Naturally, this lack of insight into the inner workings of AI is rarely a problem when the results are positive. If efficiency is up and users are happy, why worry? But the case of Microsoft’s Tay chatbot reveals that things aren’t quite so simple. Within just 24 hours of the chatbot’s Twitter debut, it had transformed from a capable conversationalist into an equally capable racist. Although the project was intended as an experiment from the start, it clearly illustrates the potential for disaster when AI is sent out into the world without proper guidance.
These AI examples can apply to biases in Nigeria as well. Biases in terms of ethnicity, religion, place of residence, income levels etc. Ensuring that AI solutions deployed by organisations are free from these biases is important as the impact of not doing so goes beyond financial to the brand of the companies.
It goes without saying that parents are highly motivated to raise their children well and teach them how to be responsible adults. Companies should feel the same duty of care towards their AIs.
Raising Responsible AI
In order to seize the growth opportunities that AI provides, your company will need to address core ethical considerations and establish a set of value-driven requirements to guide the deployment of your AI.
At Accenture, we’ve developed the Responsible AI approach to help our clients create the proper governance frameworks to evaluate, deploy and monitor AI. Our methodology focuses on architecture and solutions that emphasize people and human values.
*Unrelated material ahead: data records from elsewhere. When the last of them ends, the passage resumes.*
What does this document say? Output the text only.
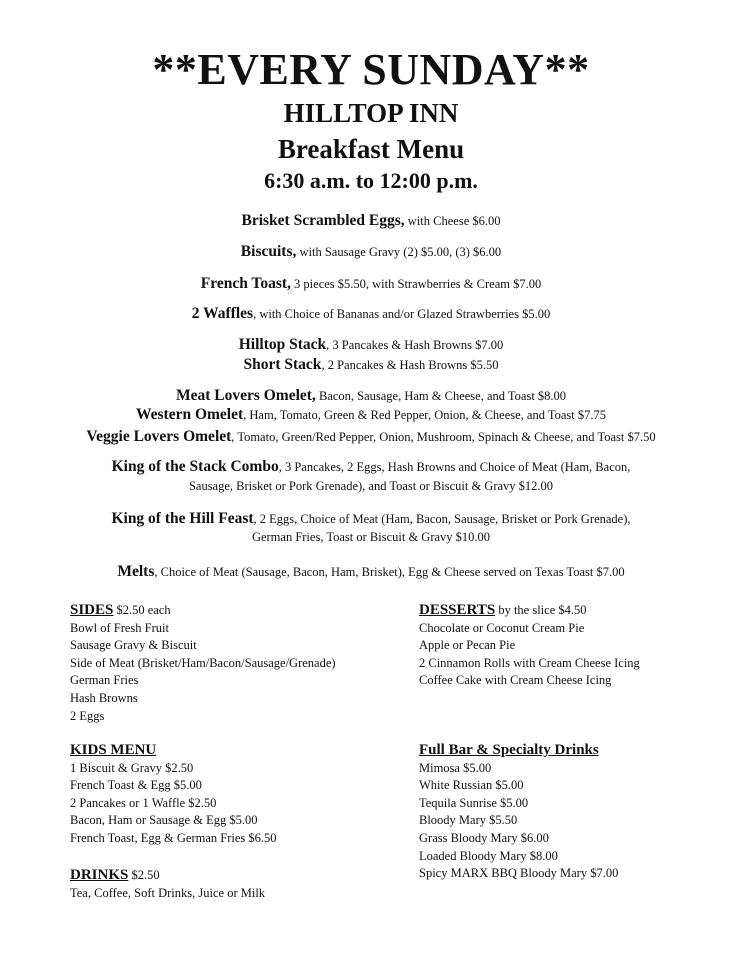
**EVERY SUNDAY**
HILLTOP INN
Breakfast Menu
6:30 a.m. to 12:00 p.m.
Brisket Scrambled Eggs, with Cheese $6.00
Biscuits, with Sausage Gravy (2) $5.00, (3) $6.00
French Toast, 3 pieces $5.50, with Strawberries & Cream $7.00
2 Waffles, with Choice of Bananas and/or Glazed Strawberries $5.00
Hilltop Stack, 3 Pancakes & Hash Browns $7.00
Short Stack, 2 Pancakes & Hash Browns $5.50
Meat Lovers Omelet, Bacon, Sausage, Ham & Cheese, and Toast $8.00
Western Omelet, Ham, Tomato, Green & Red Pepper, Onion, & Cheese, and Toast $7.75
Veggie Lovers Omelet, Tomato, Green/Red Pepper, Onion, Mushroom, Spinach & Cheese, and Toast $7.50
King of the Stack Combo, 3 Pancakes, 2 Eggs, Hash Browns and Choice of Meat (Ham, Bacon,
Sausage, Brisket or Pork Grenade), and Toast or Biscuit & Gravy $12.00
King of the Hill Feast, 2 Eggs, Choice of Meat (Ham, Bacon, Sausage, Brisket or Pork Grenade),
German Fries, Toast or Biscuit & Gravy $10.00
Melts, Choice of Meat (Sausage, Bacon, Ham, Brisket), Egg & Cheese served on Texas Toast $7.00
SIDES $2.50 each
Bowl of Fresh Fruit
Sausage Gravy & Biscuit
Side of Meat (Brisket/Ham/Bacon/Sausage/Grenade)
German Fries
Hash Browns
2 Eggs
DESSERTS by the slice $4.50
Chocolate or Coconut Cream Pie
Apple or Pecan Pie
2 Cinnamon Rolls with Cream Cheese Icing
Coffee Cake with Cream Cheese Icing
KIDS MENU
1 Biscuit & Gravy $2.50
French Toast & Egg $5.00
2 Pancakes or 1 Waffle $2.50
Bacon, Ham or Sausage & Egg $5.00
French Toast, Egg & German Fries $6.50
Full Bar & Specialty Drinks
Mimosa $5.00
White Russian $5.00
Tequila Sunrise $5.00
Bloody Mary $5.50
Grass Bloody Mary $6.00
Loaded Bloody Mary $8.00
Spicy MARX BBQ Bloody Mary $7.00
DRINKS $2.50
Tea, Coffee, Soft Drinks, Juice or Milk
Using this approach will help you guide the implementation of AI in a positive direction and establish the prerequisites for future growth.
- Robust Governance
AI must be anchored to your core values as a company. Establishing strong governance with clear ethical guardrails and accountability frameworks will allow your artificial intelligence to flourish.
- Trustworthy Design
Consumers will only be able to trust your AI as far as you can explain its actions and decisions. Achieving that trust requires privacy, transparency and security to be built into the design by definition.
- Effective Monitoring
Once your AI is out in the wild, monitoring its performance against value-driven metrics is critical to its success – and yours. You must guard against bias while ensuring accountability and security.
- Workforce Reskilling
Introducing AI will impact individuals within your organization as well. With Accenture’s myLearning technology, you can democratize AI learning and reduce barriers to entry.
Why Responsibility is Key
In the coming years, organizations such as your own will have an enormous opportunity to weave technology into the fabric of our lives in ways that are responsible, empowering and fair. But your ability to reap the rewards of AI will depend on your ability to guide and control it.
This reaches beyond the realm of laws and regulations. If your business implements AI whose decisions will have an impact on the lives of your customers, you must be mindful of the values you instill in those autonomous systems. Consumers will expect you to be able to explain how and why your AI makes decisions. You will need to be aware of its values. You will need to establish strong governance, monitor performance and test for hidden bias and undesirable traits. And you will need to be able to correct any issues you discover quickly.
This will not be an easy task. Understanding AI will require new skills and insights. But if you succeed, your clients will be even more willing to accept these technologies into their lives. This, in turn, will allow you to get much closer to them and provide better services than your competitors, giving you an invaluable advantage in today’s hyper-personalized markets.